Hejduk originally designed Wall house II in 1973 (the first was done in 1968) for landscape architect A.E. Bye. Hejduk was an architect, artist and educator who later became Dean of the Irwin S. Chanin School of Architecture at Cooper Union. Bye was a fellow faculty member at Cooper Union. Due to the high estimated costs of construction in the wooded area, Wall House II was put on hold. it was proposed to other clients, but was never started.

In 1990 the Wall house II project was introduced in Groningen on behalf of the experiment “Making the City Boundaries”. On the basis of Daniel Libeskind’s masterplan, people from various disciplines were asked to design signposts along the city’s most important arterial roads, telling the story of Groningen. Libeskind was a former student of Heiduk.

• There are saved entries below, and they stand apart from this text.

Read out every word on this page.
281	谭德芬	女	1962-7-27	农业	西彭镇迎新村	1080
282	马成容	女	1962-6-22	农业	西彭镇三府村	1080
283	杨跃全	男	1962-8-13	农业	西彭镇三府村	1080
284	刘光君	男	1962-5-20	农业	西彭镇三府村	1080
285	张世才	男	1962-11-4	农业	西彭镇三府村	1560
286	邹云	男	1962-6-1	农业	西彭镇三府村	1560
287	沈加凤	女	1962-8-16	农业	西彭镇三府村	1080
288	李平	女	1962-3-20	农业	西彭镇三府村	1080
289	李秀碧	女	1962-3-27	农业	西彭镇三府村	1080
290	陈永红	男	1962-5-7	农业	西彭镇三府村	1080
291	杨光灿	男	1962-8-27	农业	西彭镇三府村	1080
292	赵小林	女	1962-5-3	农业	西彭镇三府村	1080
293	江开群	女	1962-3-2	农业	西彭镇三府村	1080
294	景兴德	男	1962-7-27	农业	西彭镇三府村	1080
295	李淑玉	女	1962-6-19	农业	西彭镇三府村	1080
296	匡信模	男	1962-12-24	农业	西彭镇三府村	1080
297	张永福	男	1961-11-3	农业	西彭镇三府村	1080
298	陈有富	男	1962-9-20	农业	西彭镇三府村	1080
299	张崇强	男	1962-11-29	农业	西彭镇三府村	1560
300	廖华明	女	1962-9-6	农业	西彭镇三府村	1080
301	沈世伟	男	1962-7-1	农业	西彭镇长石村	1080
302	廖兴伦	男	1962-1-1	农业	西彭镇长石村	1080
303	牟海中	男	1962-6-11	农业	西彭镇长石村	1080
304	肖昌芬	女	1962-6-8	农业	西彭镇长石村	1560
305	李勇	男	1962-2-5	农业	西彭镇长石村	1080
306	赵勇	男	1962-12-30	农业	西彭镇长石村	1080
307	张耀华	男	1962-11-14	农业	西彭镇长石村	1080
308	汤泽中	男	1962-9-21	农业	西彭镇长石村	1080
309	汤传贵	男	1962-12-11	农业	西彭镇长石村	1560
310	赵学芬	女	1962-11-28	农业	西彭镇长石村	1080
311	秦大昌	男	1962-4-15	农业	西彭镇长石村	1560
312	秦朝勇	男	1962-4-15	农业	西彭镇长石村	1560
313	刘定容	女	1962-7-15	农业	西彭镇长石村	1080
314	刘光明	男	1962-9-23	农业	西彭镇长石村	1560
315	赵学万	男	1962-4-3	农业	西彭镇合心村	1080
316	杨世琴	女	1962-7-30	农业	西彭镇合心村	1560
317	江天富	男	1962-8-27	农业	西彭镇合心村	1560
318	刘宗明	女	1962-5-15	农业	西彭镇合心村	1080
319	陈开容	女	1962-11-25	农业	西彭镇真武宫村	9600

Wall House II was realized through the efforts of Niek Verdonk, Groningen’s director of city planning, and Olof van de Wal, the head of Platform Gras, a city-sponsored architectural group. For 11 years, Verdonk and Van de Wal worked to develop Wall House II. Eventually, the Wilma BV Developers and Kamminga estate agents agreed to build the house and sell it.

The Berlin architect Thomas Muller, a former student at Cooper Union, was appointed project architect. He was then working in Groningen under supervision of Kleihues. Due to building codes and construction techniques-which required, for example, leaving space between the wall and rooms for hand plastering-the house was enlarged from its original size, to 2500 square feet. Muller redrew the plans with Derk Flikkema of Otonomo Architects in Groningen, with Hejduk reviewing the drawings in each phase up until his death.

The construction cost was $600,000 in total, and it was sold with a proviso that the public can visit it one month a year.